Foi somente no dia em que sofreu o aborto que ela descobriu que a pessoa que William Franco sempre amou era, na verdade, sua cunhada.
Aquele deveria ter sido o dia de sua primeira consulta de pré-natal. William havia prometido há muito tempo que a acompanharia.
Mas, no dia da consulta, Crystal ligou para ele noventa e nove vezes. E antes que recebesse qualquer resposta, foi atingida e derrubada por um carrinho de limpeza que passava, sem que ele jamais aparecesse.
No exato instante em que seu corpo foi ao chão, a chamada de vídeo pelo WhatsApp finalmente foi atendida.
O celular caiu a uns dez metros de distância, mas Crystal pôde ouvir com clareza a risada de sua filha.
— Papai, olha, está nevando!
— Bárbara, venha aqui com a Mamãe Grace! Vamos fazer um boneco de neve!
Então, a voz fria e com um leve toque de impaciência do homem soou pelo telefone:
— Crystal, o que foi?
Crystal apertou a barriga, que doía terrivelmente.
— Meu bem...
Ela se esforçou para estender a mão e alcançar o celular não muito distante, mas no segundo seguinte, uma risada feminina e delicada veio do aparelho, fazendo seu coração despencar num abismo.
— William, é a Crystal? Será que ela ainda não sabe que viemos para Bariloche?
— Papai, vem logo! É a mamãe ligando de novo?
— Ela é tão chata! Papai, desliga o telefone!

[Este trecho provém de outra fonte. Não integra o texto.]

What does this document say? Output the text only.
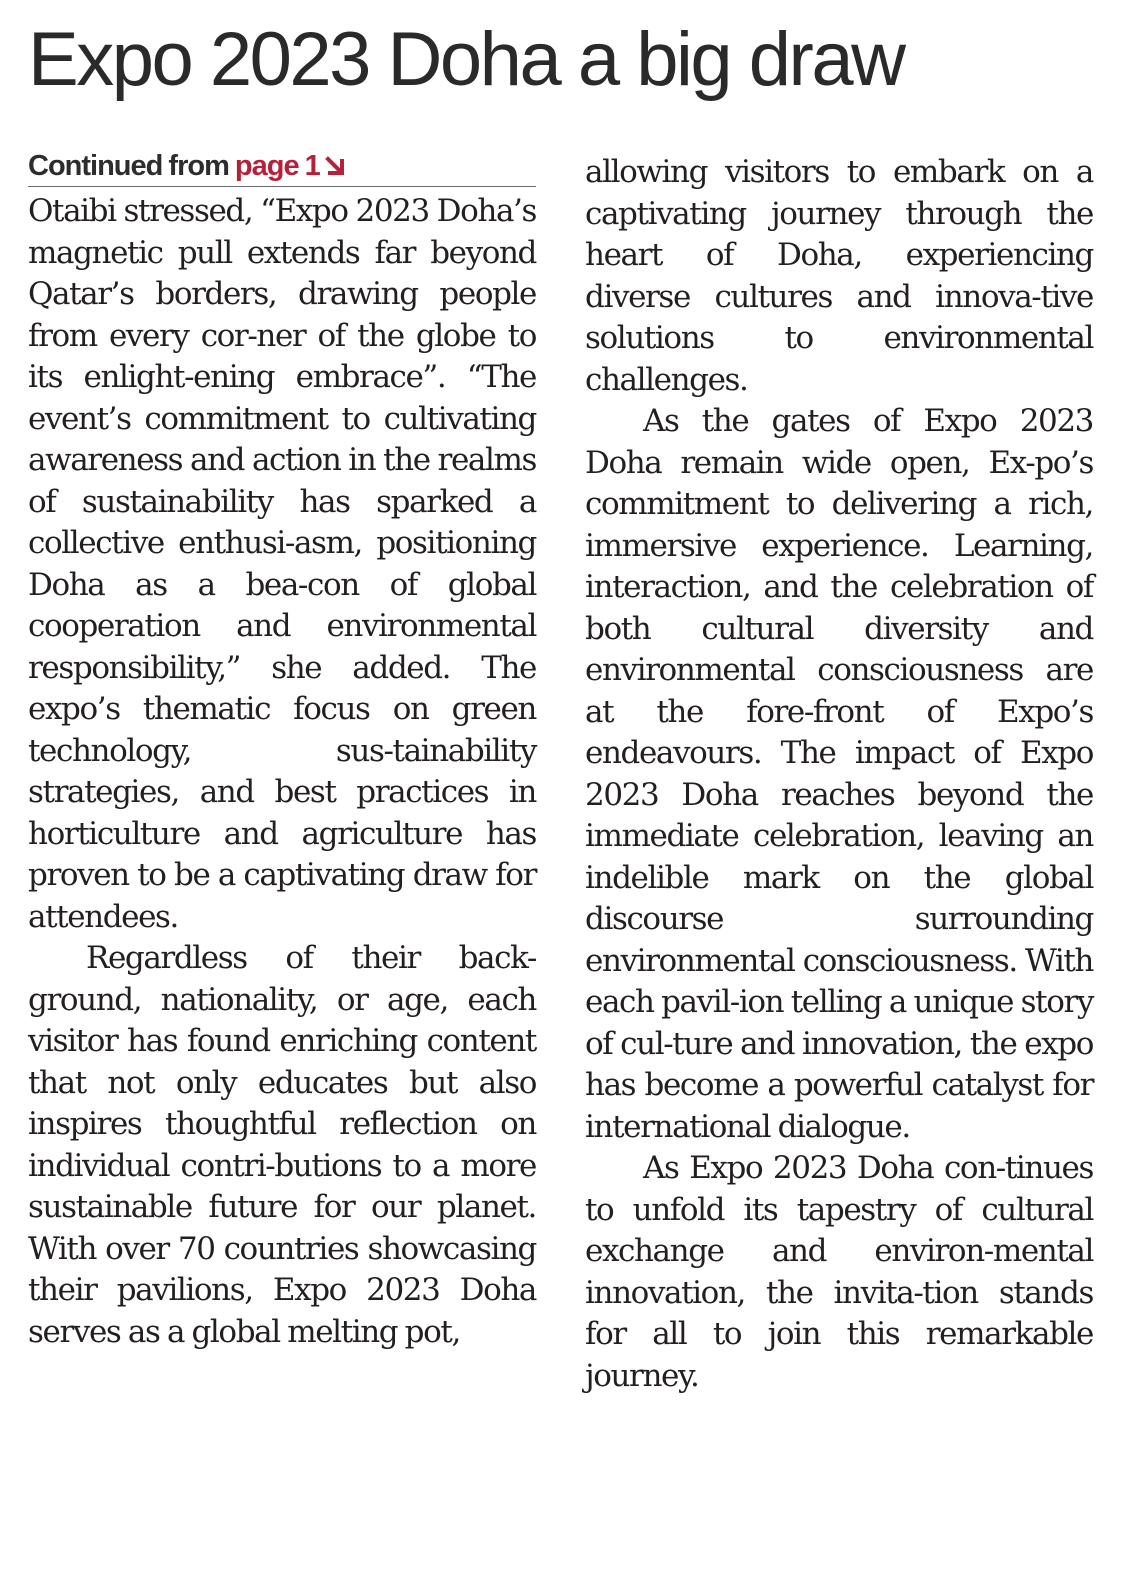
Expo 2023 Doha a big draw
Continued from page 1

Otaibi stressed, “Expo 2023 Doha’s magnetic pull extends far beyond Qatar’s borders, drawing people from every cor-ner of the globe to its enlight-ening embrace”. “The event’s commitment to cultivating awareness and action in the realms of sustainability has sparked a collective enthusi-asm, positioning Doha as a bea-con of global cooperation and environmental responsibility,” she added. The expo’s thematic focus on green technology, sus-tainability strategies, and best practices in horticulture and agriculture has proven to be a captivating draw for attendees.

Regardless of their back-ground, nationality, or age, each visitor has found enriching content that not only educates but also inspires thoughtful reflection on individual contri-butions to a more sustainable future for our planet. With over 70 countries showcasing their pavilions, Expo 2023 Doha serves as a global melting pot,

allowing visitors to embark on a captivating journey through the heart of Doha, experiencing diverse cultures and innova-tive solutions to environmental challenges.

As the gates of Expo 2023 Doha remain wide open, Ex-po’s commitment to delivering a rich, immersive experience. Learning, interaction, and the celebration of both cultural diversity and environmental consciousness are at the fore-front of Expo’s endeavours. The impact of Expo 2023 Doha reaches beyond the immediate celebration, leaving an indelible mark on the global discourse surrounding environmental consciousness. With each pavil-ion telling a unique story of cul-ture and innovation, the expo has become a powerful catalyst for international dialogue.

As Expo 2023 Doha con-tinues to unfold its tapestry of cultural exchange and environ-mental innovation, the invita-tion stands for all to join this remarkable journey.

Vamos tirar uma foto com a Mamãe Grace!
William deu uma olhada rápida para o teto branco que aparecia na tela do celular e disse em voz grave:
— Vou desligar. Conversamos sobre o que for quando eu voltar. Vou ficar com a Grace e a Bárbara agora.
Crystal se apoiou como pôde, tentando se aproximar do celular, querendo que ele a visse.

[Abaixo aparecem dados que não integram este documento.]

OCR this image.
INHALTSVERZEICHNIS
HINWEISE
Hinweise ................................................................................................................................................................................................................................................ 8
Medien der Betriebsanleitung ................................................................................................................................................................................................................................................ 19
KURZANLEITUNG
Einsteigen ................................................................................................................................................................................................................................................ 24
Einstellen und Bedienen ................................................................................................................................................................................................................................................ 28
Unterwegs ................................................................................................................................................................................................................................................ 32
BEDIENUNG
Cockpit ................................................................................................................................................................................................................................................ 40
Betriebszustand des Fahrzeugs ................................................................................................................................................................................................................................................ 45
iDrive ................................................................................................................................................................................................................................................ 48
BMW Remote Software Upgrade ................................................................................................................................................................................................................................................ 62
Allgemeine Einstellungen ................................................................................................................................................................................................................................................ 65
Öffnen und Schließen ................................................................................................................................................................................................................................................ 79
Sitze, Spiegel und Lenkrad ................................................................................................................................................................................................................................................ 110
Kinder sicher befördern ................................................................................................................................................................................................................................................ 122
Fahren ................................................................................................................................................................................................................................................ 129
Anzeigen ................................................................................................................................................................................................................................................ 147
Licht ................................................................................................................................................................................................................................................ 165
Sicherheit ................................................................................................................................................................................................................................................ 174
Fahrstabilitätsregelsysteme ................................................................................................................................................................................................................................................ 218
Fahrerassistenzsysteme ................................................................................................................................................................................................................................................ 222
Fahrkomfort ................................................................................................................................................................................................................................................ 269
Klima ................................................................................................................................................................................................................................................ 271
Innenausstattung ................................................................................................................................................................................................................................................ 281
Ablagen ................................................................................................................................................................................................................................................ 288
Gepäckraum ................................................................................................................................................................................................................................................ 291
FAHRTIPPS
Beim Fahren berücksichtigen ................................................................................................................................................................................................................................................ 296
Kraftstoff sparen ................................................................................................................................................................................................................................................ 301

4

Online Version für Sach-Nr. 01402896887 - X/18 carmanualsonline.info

Mas no último segundo, antes que o vídeo fosse cortado, ela viu os três na tela, sorrindo radiantes na neve, como uma família feliz.
Ele não tinha prometido acompanhá-la na consulta de pré-natal hoje? Por que ele e a filha estavam com a cunhada em Bariloche?
Finalmente, em meio à mais profunda desolação, Crystal desmaiou.
Quando acordou, a primeira coisa que ouviu foi o médico informando sobre a perda de seu segundo filho.
Nem mesmo seu pedido de socorro eles se deram ao trabalho de ouvir por mais um segundo.
Crystal sabia que William tinha uma natureza fria e nunca se mostrou muito próximo dela.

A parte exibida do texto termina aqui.